SAN DIEGO (KGTV) - A trial has been moved to September in a dangerous condition of public property case against the city of San Diego. The trial had been scheduled to start on Friday.
Lorin Toeppe says a tree branch fell in 2013 striking her as she and her boyfriend were walking through Mission Bay Park.
"There's so much I've lost that I can't get back,” Toeppe said.
Toeppe claims on the day she was injured, the walkway at the park was crowded. She says she moved off the path to avoid people skateboarding.
"We moved over, and I moved further into the grass, and that's when I heard the crack of the tree,” she said.
She says a massive branch from a towering eucalyptus tree fell.
"I don't remember reacting to it,” she said. “I just know it was a loud crack and after that, I remember waking up seeing the blue sky and branches in my face and leaves in my face."
Toppe says the falling tree branch fractured seven bones in her face, two bones in her spine and fractured two bones in her leg. She says her right eye was hanging lower than the left and the weight of the branch crushed many nerves. In five years she’s been through 19 surgeries.
"It has been five years," she said. "I haven't received an apology, I haven't received any help from the city of San Diego, and I'm over $1 million in debt.”
Toeppe sued the city of San Diego and others claiming they should have known about the dangerous condition of the tree. The lawsuit states, “a reasonable inspection of this tree would have revealed that its upper limbs were too heavy and susceptible to falling.”
"The city doesn't take the steps necessary although they know they have a problem with these trees,” said Toeppe’s attorney Browne Greene.
Greene says the tree hadn’t been maintained and trimmed the way it should have been.
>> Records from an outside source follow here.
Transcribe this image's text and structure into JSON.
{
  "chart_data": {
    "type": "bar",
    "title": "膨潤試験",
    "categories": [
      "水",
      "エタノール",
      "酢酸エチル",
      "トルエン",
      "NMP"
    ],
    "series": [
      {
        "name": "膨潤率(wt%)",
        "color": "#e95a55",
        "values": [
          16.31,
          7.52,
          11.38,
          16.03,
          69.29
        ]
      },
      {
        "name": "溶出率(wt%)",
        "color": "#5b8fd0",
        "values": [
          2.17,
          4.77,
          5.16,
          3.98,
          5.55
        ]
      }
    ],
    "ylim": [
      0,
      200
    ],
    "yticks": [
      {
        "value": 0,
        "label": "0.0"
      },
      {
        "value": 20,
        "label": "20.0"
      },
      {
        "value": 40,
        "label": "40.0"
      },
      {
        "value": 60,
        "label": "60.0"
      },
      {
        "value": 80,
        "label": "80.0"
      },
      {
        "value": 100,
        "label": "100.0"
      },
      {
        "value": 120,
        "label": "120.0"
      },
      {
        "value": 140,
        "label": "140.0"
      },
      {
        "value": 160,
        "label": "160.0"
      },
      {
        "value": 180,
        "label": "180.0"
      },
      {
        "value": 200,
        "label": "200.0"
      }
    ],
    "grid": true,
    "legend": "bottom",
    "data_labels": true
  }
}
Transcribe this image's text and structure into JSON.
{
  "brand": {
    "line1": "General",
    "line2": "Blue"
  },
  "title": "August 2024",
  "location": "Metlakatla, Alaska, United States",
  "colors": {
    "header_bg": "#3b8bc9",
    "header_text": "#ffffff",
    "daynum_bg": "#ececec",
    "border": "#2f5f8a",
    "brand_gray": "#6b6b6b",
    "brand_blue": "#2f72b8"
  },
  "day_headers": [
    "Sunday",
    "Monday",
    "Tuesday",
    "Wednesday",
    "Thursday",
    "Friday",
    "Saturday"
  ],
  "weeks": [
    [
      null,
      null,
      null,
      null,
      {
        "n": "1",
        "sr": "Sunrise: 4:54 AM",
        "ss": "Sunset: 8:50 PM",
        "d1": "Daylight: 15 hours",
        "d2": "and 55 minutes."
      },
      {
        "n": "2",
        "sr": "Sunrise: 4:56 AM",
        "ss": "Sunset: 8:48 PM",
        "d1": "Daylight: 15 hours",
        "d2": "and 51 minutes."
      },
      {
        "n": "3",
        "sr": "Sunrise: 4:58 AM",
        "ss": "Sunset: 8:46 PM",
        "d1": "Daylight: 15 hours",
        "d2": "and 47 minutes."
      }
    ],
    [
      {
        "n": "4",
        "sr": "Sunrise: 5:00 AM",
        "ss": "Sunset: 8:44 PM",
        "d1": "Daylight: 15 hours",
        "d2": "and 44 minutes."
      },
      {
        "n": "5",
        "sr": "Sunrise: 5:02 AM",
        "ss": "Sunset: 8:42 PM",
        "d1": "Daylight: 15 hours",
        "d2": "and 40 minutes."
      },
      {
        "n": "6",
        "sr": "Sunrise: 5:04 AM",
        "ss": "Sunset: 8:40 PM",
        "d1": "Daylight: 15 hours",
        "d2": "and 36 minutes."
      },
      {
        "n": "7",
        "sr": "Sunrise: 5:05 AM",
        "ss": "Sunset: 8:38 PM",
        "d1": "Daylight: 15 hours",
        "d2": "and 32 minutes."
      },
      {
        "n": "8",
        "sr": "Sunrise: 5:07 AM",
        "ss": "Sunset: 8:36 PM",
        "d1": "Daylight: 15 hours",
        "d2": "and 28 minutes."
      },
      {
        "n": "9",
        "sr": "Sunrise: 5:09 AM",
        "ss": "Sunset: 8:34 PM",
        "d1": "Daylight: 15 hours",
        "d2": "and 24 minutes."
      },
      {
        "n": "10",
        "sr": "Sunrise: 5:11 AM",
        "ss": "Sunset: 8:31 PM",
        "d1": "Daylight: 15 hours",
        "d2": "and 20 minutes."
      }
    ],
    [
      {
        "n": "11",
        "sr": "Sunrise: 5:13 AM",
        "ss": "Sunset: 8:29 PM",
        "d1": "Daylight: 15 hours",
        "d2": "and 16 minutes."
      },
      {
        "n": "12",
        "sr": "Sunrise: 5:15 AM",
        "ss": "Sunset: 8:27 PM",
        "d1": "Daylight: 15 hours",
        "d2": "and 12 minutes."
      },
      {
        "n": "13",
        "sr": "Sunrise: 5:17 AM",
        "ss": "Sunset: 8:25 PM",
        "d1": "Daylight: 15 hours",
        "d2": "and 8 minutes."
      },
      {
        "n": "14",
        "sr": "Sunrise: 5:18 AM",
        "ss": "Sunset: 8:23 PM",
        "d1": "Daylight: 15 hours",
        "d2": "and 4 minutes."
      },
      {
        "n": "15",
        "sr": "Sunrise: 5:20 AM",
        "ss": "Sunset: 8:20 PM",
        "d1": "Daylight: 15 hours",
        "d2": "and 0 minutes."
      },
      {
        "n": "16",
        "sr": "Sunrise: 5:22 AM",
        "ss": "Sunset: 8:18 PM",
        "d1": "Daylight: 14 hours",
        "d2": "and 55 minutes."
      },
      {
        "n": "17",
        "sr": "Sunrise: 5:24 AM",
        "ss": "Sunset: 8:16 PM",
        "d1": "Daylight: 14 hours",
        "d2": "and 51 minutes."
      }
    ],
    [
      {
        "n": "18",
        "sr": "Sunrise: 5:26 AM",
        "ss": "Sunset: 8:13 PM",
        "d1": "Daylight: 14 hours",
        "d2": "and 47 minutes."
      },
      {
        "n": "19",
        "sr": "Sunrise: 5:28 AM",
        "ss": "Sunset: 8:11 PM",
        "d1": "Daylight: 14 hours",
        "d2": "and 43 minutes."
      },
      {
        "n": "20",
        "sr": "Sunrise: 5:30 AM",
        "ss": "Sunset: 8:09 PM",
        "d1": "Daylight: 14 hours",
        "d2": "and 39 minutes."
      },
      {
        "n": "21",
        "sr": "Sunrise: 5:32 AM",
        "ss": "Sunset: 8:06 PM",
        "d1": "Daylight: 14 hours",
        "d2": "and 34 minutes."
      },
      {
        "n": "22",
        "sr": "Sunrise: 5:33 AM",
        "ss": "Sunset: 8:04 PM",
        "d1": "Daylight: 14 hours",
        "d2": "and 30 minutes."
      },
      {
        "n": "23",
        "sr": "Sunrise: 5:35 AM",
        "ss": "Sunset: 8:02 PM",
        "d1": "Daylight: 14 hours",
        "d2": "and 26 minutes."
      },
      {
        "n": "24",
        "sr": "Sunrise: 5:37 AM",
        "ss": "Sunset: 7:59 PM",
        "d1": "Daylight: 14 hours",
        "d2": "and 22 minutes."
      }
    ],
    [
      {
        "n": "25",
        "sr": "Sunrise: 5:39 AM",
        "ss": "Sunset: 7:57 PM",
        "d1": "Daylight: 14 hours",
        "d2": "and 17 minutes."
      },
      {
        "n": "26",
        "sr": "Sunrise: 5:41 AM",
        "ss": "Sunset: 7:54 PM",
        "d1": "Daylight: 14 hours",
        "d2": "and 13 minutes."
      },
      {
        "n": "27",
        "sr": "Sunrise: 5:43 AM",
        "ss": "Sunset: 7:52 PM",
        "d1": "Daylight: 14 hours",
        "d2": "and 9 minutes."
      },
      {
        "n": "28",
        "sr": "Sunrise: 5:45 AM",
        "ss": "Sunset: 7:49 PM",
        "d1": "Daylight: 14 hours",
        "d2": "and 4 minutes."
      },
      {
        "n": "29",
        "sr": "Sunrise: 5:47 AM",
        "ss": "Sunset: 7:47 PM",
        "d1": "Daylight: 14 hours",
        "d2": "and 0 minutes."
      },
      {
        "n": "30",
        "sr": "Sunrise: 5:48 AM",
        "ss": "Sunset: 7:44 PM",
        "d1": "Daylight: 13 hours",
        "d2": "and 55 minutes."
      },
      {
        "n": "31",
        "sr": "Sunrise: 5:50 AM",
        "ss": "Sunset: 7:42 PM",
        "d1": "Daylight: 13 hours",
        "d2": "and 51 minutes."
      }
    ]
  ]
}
"They trimmed these trees in a technique where they would trim the smaller branches and leave the big branch, which is a foot thick that weighs thousands of pounds, not to be trimmed that would continue to grow and grow out of an area where people are expected to walk,” he said. “All it takes is leverage and weight and age for that to crack and break, and that’s what happened at that moment she was there.”
The city of San Diego and the city attorney's office wouldn't comment on the case or allegations.
In the five years since the branch came down, there have been a series of legal victories and defeats for both sides.
In court documents, the city's initial response filed in 2014 argued in part, "the danger, if any, which existed because of the condition of the public property in question was a danger that would have been reasonably apparent to and would have been anticipated by a person exercising due care."
While the incident happened at Mission Bay Park, it’s not the first time the tree safety in San Diego has been questioned.
In 2010 a palm tree crashed down on Michael Burke crushing his legs. He sued the city and won more than $7 million.
In January 2016 Nicki Carano died when a tree came down crushing her vehicle during severe weather. Her family just settled.
Toeppe says she'd like to put things behind her, but the pain is a constant reminder of what happened when she went for a walk in the park.
"This took away my life,” she said. “It's been hard."
Trees in San Diego
According to the city, there’s no current inventory of trees the city of San Diego is responsible for. They are currently conducting an inventory.
However, 2015 estimates put it at about 220 thousand street trees and about 600 thousand park trees.
The city says palm trees are maintained every two years and street trees every seven years.